Tuesday, March 3, 2015

New transparency policy in Chinese military corruption cases?

On March 2, 2015, the Chinese Ministry of Defense announced that another 14 senior PLA officers were under investigation (this report lists the officers, one of whom has already been sentenced to life in prison), following a similar announcement in January (discussed in an earlier post on this blog).

These announcements prompted the author of this blogpost to do a bit of digging to find out why these lists of senior officers who have "fallen from their horses" (落马) (been removed for corruption) have been made public.  The answer seems to be found in the response set out below of Colonel Yang Yujun, spokesman for China's Ministry of Defense, at the Ministry of Defense's monthly press conference on January 29, 2015.
Question: In mid January, the PLA publicized 16 cases of corruptions involving high-ranking military officers at one stroke.

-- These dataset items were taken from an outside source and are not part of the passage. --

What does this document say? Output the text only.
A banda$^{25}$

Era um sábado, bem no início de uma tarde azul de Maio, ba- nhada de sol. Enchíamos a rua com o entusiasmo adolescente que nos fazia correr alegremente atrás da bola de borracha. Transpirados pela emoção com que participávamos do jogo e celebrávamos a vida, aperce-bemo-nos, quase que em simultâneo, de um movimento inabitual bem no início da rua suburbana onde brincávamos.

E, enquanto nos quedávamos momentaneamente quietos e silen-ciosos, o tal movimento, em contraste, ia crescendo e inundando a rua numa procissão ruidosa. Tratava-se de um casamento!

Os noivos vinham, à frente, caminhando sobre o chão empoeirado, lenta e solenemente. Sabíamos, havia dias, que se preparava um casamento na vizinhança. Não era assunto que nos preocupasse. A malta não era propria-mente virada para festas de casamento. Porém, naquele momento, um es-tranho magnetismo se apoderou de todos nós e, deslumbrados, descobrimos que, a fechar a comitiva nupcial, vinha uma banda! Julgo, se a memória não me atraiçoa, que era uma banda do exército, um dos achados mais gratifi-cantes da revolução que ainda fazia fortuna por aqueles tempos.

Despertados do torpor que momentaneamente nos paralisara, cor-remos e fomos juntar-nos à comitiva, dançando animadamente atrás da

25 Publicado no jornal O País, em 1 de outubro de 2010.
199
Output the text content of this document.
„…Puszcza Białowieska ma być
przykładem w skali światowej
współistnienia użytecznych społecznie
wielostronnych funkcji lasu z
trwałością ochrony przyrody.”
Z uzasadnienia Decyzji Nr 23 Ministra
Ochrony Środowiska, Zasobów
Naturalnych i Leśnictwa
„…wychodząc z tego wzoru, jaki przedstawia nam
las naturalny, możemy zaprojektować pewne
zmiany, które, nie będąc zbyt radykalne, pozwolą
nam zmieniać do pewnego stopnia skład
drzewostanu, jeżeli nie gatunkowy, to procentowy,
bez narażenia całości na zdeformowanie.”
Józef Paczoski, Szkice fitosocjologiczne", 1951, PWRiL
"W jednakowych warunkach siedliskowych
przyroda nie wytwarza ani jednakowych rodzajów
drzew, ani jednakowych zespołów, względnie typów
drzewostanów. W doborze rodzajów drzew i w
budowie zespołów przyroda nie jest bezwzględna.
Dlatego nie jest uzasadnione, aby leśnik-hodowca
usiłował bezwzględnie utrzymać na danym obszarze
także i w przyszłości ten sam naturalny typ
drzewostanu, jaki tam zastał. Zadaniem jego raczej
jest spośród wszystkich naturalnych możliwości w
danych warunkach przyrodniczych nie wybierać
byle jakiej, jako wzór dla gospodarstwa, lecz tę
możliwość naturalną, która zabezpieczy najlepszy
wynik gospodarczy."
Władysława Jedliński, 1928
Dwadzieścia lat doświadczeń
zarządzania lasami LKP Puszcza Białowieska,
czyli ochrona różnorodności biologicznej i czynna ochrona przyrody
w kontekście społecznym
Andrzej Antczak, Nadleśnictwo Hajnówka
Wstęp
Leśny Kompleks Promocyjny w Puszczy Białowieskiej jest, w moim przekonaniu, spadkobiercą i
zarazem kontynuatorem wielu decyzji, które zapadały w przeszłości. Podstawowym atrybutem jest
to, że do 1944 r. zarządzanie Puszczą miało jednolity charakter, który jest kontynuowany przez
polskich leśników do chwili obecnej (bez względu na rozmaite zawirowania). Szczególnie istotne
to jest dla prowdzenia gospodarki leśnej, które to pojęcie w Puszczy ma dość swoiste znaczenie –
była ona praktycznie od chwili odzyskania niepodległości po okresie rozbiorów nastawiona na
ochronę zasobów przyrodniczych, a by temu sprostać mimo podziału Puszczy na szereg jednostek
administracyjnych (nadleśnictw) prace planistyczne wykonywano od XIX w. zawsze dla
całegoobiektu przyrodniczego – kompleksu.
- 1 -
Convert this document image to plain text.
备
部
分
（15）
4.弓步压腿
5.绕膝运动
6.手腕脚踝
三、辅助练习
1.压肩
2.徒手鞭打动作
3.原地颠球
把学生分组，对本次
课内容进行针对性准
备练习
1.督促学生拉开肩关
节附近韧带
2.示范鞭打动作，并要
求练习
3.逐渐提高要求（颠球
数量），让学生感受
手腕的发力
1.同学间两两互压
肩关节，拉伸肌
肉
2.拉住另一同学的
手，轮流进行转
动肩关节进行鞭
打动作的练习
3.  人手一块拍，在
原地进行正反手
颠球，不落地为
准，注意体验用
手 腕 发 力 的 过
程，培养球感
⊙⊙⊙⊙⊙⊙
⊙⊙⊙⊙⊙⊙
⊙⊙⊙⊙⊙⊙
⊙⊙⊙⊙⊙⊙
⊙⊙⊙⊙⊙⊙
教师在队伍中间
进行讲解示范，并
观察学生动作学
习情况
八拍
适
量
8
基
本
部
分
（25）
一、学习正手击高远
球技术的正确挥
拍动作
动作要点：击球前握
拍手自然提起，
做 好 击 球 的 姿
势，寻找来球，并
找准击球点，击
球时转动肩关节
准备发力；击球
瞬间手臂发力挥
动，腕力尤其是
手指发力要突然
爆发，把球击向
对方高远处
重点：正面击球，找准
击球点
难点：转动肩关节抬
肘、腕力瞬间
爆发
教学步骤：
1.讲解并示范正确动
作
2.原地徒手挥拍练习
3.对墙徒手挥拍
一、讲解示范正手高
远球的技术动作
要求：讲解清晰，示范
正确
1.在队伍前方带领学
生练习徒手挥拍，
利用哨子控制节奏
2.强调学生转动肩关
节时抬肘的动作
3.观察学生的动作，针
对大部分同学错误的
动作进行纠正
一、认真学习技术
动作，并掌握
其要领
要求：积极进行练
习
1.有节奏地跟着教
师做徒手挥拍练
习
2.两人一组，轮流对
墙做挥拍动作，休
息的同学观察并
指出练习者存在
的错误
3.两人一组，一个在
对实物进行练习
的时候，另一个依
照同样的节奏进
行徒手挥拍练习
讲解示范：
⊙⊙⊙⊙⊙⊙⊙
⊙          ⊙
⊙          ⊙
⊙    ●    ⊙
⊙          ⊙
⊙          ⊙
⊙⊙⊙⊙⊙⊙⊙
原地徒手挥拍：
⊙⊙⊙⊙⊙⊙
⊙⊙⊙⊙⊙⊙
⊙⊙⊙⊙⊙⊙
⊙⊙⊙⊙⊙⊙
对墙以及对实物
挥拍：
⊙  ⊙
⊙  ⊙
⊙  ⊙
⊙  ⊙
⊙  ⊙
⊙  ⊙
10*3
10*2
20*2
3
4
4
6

What is the consideration behind such publicity? Will the military continue to keep the public updated on its anti-corruption campaign?
Answer: Since the 18th Party Congress, the Party Central Committee, the Central Military Commission (CMC) of the Communist Party of China and President Xi, with a strong sense of commitment to the cause of the Party and the military, and a clear-cut stance of zero-tolerance against corruption, have investigated and prosecuted a number of major corruption cases in the military. These actions have dealt a heavy blow to corrupt individuals in the military and have won whole-hearted support from the rank and files. 
Not long ago, we released information on the investigation and prosecution of major cases of corruption involving major-general and higher level officers in 2014. It demonstrated the substantial results the military achieved in its anti-corruption campaign and the firm determination of enforcing strict discipline throughout the Party and the military. 
Such publicity is conducive to deterring corrupt behavior in the military and forging a strong momentum in corruption prevention and punishment. It is also an act of responding to the public’s concern and showing the military’s sincere willingness to put itself under the scrutiny of the general public. Future cases of corruption in the military will be made public in accordance with relevant regulations and the process of investigation and prosecution, and in line with the principle of not endangering military secrets and not affecting the process of legal and disciplinary proceedings. 

We look forward to greater transparency in Chinese military legal proceedings, in line with the greater transparency being demanded of the Chinese civilian courts under its newly released 4th Five Year Reform Plan.